The widespread use of electric palm trees in non-Western regions implies a new way of dealing with the colonial past, that isn’t, however, emancipatory. Perhaps these luminescent signs even strengthen new forms of colonialism inherent in the global capitalism. The pervasive logic of liberal capital blurs the line between the exploiter and the exploited, and the readymade dream of otherness — in which the memory of colonialism disappears into its own simulation. People are reduced to consumers of over-familiar signs, and collective imagination is curbed.

Let’s reclaim the electric palm tree as a signifier of an intercultural practice that moves beyond Virno’s 'virtuous but impotent multiculturalism'. We need to acknowledge the colonial [palm tree] embedded in its post-colonial successor; that is produced by, not just in relation to, an established world order.

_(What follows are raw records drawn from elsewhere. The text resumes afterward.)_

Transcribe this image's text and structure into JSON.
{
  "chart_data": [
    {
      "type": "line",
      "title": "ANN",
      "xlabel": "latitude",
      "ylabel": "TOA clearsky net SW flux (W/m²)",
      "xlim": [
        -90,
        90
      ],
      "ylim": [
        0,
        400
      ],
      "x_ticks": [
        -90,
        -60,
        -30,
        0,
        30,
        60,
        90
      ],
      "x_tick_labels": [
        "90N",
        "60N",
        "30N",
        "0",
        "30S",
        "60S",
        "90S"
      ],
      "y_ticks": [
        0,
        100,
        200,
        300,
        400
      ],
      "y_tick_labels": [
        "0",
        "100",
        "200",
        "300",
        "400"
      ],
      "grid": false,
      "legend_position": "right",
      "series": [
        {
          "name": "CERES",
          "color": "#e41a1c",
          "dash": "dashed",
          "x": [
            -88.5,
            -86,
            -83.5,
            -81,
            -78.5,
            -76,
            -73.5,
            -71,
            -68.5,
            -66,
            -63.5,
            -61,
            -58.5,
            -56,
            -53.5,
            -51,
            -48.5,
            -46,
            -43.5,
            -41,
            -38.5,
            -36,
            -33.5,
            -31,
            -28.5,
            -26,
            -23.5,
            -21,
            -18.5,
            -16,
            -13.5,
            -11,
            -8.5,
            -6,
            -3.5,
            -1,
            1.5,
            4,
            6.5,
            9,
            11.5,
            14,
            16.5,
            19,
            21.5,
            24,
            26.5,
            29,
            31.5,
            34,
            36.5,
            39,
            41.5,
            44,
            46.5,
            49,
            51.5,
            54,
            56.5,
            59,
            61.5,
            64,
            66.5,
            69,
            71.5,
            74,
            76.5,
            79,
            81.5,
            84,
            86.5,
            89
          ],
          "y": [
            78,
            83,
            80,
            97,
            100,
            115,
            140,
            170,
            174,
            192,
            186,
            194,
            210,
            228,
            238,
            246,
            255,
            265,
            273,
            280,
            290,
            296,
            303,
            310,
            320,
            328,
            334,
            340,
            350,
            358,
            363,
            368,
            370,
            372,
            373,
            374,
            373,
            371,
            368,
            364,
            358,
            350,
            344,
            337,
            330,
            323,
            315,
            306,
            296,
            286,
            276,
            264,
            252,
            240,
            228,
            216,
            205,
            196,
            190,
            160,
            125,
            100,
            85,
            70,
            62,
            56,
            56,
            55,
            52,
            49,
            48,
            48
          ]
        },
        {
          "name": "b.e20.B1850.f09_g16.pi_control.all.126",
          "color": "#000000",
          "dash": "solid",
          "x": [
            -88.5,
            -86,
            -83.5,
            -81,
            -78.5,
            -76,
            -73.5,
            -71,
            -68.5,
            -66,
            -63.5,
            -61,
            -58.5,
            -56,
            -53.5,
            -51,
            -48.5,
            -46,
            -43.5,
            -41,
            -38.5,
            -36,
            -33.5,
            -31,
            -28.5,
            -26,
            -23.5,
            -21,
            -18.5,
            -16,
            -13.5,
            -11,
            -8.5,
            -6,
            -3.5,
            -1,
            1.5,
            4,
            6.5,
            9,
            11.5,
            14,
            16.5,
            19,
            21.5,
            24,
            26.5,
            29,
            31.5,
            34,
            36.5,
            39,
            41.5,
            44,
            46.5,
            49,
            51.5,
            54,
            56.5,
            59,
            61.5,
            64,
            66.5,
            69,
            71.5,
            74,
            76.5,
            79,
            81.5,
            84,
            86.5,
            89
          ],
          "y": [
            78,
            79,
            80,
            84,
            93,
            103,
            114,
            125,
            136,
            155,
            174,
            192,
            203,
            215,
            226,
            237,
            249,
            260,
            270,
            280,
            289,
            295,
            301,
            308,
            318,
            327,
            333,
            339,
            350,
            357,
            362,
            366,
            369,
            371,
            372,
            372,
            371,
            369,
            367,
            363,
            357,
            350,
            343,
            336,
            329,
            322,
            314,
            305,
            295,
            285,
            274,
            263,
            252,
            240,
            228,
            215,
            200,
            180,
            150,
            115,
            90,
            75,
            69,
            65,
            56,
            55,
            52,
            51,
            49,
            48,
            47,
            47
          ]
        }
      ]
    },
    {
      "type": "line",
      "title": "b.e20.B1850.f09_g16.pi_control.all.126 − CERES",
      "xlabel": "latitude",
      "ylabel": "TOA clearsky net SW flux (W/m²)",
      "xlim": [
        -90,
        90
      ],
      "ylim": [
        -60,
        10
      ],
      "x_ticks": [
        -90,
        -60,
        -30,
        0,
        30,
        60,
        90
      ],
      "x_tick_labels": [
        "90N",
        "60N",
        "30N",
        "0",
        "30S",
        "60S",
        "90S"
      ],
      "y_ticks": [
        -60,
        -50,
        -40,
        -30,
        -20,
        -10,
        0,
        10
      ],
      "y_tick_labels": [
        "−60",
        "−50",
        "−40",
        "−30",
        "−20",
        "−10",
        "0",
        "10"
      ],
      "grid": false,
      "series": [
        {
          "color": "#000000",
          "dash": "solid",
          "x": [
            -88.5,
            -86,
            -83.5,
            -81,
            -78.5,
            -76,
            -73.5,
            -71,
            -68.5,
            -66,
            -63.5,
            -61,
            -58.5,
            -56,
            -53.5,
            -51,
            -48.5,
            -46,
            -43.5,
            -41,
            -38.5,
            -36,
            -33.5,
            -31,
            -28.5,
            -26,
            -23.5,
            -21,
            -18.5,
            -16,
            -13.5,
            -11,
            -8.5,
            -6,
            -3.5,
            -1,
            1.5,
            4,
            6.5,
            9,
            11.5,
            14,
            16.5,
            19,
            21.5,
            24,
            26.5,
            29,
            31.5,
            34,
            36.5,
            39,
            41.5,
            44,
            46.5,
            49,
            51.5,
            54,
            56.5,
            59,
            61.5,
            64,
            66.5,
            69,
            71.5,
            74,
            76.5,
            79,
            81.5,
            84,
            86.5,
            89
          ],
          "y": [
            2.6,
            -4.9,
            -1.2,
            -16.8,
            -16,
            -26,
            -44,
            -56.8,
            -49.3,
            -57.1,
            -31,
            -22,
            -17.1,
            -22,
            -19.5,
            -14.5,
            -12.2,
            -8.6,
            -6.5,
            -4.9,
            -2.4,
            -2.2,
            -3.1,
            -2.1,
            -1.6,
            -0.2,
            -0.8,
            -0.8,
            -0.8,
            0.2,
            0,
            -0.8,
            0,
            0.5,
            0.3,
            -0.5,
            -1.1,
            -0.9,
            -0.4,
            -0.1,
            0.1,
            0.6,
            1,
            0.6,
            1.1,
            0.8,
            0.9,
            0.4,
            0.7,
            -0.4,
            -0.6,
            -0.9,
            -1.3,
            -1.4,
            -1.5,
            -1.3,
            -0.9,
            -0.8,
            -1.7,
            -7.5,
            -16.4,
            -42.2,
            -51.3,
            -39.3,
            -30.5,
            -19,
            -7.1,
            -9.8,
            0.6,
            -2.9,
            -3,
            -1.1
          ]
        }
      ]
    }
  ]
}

This new Electric Palm Tree signals the reawakening of a future-proofed multicultural dreaming; part paradise and part zone of resistance.

Binna Choi (b.1977, Seoul) is a curator, based in Amsterdam and Utrecht. Choi is involved in research directed towards: the (im)possibility of community, intercultural relationality, and alternative modes of social critique and empowerment. Recent projects include: 'Alone Again: Althea Thauberger' [solo exhibition, 2007]; 'Concerning Knowledge Production' [lectures, discussions & publication, 2006]; 'Unevenly: Haegue Yang' [solo exhibition, 2006]; Report (Not Announcement): Transitional Report on the State of Mobility [publication, 2006]; Allegoric Postcard Union [publication, 2005]; 'Flyer Project: This is Not a Love Letter' [publication & exhibition, 2004]. Choi is currently a curator at BAK, basis voor actuele kunst (Utrecht); and an intendant of cultural diversity projects for Fonds BKVB.